Meine zweite große Liebe

Warum ich die Orgel für Frauen attraktiv machen möchte
Foto: Lydia Eberhard

Mein Leben als Konzertorganistin in der Männer-Domäne Orgel ist nicht immer leicht, da es wenig weibliche Vorbilder gibt, dafür einen Pulk neidischer Organisten. Nun möchte ich so ein Vorbild werden und die Orgel für Frauen attraktiv machen.

Ich bin in einer schwedisch-deutschen Pianistenfamilie aufgewachsen und habe Konzertfach Klavier (Konzertexamen) und Orgel (gerade Master abgeschlossen) studiert, bald Konzertexamen Orgel – zwei sehr unterschiedliche Instrumente, die jedoch eine Einheit bilden, sich ergänzen und bereichern. Die Orgel mit ihrer Kraft und Größe fängt meine Energie anders auf als der Flügel, den ich zuerst liebe, da er meine Kindheitsliebe ist, der brillant, kompakt, spitz zulaufend ist, ein Muskelpaket von Klang.

Die Orgel dagegen wartet, ist beinahe feminin. So groß sie (von unten gesehen) oben auf der Empore wirkt, so zerbrechlich ist sie, wenn man oben bei ihr angekommen ist. Sie singt und bläst einem warm entgegen. Ihren Klang suche und finde ich ganz anders, denn ihre Farben muss ich durch Wissen erfahren und erlernt haben, um die Register „zu beherrschen“ und zu kennen: Orgelspiel ist Wissen.
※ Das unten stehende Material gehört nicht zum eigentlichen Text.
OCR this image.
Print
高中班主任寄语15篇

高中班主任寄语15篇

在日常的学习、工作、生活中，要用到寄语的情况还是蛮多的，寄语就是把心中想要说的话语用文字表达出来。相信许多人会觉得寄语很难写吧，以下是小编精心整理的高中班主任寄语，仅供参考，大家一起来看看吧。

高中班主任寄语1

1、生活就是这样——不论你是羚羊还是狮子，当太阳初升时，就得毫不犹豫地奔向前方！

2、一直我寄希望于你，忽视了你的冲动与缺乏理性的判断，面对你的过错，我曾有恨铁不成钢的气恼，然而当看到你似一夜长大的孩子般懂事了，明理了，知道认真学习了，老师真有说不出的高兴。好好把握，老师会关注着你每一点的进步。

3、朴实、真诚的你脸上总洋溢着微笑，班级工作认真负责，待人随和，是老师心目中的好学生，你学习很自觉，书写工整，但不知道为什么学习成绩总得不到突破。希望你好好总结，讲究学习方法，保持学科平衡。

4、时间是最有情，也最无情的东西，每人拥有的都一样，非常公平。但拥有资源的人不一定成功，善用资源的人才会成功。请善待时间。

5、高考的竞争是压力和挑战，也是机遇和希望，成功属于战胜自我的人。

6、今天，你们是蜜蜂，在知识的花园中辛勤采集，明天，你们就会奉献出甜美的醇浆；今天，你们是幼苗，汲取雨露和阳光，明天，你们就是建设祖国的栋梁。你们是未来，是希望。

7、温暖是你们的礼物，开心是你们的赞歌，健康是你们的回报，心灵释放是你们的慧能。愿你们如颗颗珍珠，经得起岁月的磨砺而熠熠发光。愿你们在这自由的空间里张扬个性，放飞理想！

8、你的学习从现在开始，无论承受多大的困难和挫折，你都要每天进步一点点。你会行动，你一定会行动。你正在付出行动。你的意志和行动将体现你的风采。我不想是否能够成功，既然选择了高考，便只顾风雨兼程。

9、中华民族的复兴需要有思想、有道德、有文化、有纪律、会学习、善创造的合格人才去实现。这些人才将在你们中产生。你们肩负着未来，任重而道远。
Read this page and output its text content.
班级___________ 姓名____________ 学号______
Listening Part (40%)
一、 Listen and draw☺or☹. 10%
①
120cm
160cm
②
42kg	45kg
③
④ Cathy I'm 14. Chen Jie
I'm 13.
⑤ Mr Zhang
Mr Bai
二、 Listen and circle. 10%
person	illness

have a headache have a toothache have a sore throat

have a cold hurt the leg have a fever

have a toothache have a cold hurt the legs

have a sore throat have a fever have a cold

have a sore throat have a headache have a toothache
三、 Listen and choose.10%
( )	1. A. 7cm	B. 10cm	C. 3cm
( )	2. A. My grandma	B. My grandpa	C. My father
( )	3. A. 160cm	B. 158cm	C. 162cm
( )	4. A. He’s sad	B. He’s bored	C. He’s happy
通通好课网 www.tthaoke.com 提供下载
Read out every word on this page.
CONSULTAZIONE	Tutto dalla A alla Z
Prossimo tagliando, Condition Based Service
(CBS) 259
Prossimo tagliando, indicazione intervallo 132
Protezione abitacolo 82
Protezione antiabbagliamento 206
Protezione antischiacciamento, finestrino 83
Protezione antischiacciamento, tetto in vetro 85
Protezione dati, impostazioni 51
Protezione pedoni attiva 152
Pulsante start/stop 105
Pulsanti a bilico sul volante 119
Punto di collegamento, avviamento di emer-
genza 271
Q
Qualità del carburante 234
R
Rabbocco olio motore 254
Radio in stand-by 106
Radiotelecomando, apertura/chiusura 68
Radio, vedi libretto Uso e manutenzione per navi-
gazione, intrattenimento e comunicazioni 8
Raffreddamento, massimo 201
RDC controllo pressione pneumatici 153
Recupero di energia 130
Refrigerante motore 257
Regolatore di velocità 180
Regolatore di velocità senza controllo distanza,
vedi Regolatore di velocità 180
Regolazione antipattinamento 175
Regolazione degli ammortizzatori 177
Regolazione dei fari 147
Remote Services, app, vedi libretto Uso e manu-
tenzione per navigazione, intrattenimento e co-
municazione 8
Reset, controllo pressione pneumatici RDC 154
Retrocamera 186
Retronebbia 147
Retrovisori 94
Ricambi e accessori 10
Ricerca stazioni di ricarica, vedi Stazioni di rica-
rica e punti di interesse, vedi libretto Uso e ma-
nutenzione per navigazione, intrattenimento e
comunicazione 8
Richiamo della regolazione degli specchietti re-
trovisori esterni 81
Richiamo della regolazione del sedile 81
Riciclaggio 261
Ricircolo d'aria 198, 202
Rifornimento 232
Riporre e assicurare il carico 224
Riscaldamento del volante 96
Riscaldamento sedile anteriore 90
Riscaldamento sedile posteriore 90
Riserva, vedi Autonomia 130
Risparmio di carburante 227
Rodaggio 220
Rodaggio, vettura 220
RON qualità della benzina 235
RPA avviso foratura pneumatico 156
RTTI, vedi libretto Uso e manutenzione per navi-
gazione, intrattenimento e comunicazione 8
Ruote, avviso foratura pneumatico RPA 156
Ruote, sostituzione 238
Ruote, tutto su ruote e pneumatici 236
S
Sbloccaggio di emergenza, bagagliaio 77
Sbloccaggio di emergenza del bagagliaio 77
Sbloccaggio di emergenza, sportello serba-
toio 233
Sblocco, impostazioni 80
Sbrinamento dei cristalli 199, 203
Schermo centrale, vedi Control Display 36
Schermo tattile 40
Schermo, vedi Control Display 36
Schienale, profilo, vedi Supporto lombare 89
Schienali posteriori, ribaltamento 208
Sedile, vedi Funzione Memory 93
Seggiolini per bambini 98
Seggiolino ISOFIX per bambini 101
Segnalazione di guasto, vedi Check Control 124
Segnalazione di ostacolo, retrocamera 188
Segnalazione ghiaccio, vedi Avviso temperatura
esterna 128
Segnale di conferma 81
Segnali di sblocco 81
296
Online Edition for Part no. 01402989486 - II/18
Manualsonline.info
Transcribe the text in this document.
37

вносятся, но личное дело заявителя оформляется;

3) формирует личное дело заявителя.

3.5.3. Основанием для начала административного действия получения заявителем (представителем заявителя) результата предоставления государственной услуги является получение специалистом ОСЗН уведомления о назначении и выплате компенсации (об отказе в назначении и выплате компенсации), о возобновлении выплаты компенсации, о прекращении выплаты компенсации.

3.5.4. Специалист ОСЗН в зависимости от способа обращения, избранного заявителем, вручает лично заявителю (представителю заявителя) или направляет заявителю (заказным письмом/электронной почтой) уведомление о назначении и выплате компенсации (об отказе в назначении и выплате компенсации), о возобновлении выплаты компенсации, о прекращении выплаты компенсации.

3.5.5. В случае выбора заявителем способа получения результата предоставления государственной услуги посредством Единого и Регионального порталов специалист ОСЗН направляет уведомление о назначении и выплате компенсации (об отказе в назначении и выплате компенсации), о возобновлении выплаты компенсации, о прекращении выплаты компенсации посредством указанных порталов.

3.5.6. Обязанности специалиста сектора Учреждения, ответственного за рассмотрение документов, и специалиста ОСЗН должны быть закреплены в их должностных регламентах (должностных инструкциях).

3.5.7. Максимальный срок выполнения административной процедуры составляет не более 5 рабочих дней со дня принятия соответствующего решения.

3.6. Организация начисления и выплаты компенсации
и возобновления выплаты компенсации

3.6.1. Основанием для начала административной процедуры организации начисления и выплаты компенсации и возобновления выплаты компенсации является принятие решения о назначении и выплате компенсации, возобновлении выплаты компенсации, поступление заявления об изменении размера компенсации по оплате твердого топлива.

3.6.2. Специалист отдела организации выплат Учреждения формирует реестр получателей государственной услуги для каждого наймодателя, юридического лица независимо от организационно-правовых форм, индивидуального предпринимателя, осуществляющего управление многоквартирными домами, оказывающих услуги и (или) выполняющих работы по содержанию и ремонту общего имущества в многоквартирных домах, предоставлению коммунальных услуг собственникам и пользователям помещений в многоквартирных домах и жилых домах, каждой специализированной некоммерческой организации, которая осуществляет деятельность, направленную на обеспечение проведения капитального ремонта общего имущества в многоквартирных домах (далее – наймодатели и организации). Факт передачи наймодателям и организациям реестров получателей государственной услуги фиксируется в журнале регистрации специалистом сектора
Die Orgel ist meine zweite große Liebe, die größere vielleicht. Für mich als Pianistin war es spannendes Neuland, zu erfahren, wie eine Orgel aufgebaut ist, das Mischen und das Zusammenspiel – hier geht es um musikalische Erfahrung. Am Flügel, da ich diesen schon seit meinem dritten Lebensjahr kenne und spiele, hatte ich stets das Gefühl, ich kann den Klang instinktiv und aktiv führen und bestimmen, das Klavier biegt sich mir hier entgegen. Jedoch an der Orgel ist es klares (beinahe sachliches) Wissen, Kalkül im besten Sinne.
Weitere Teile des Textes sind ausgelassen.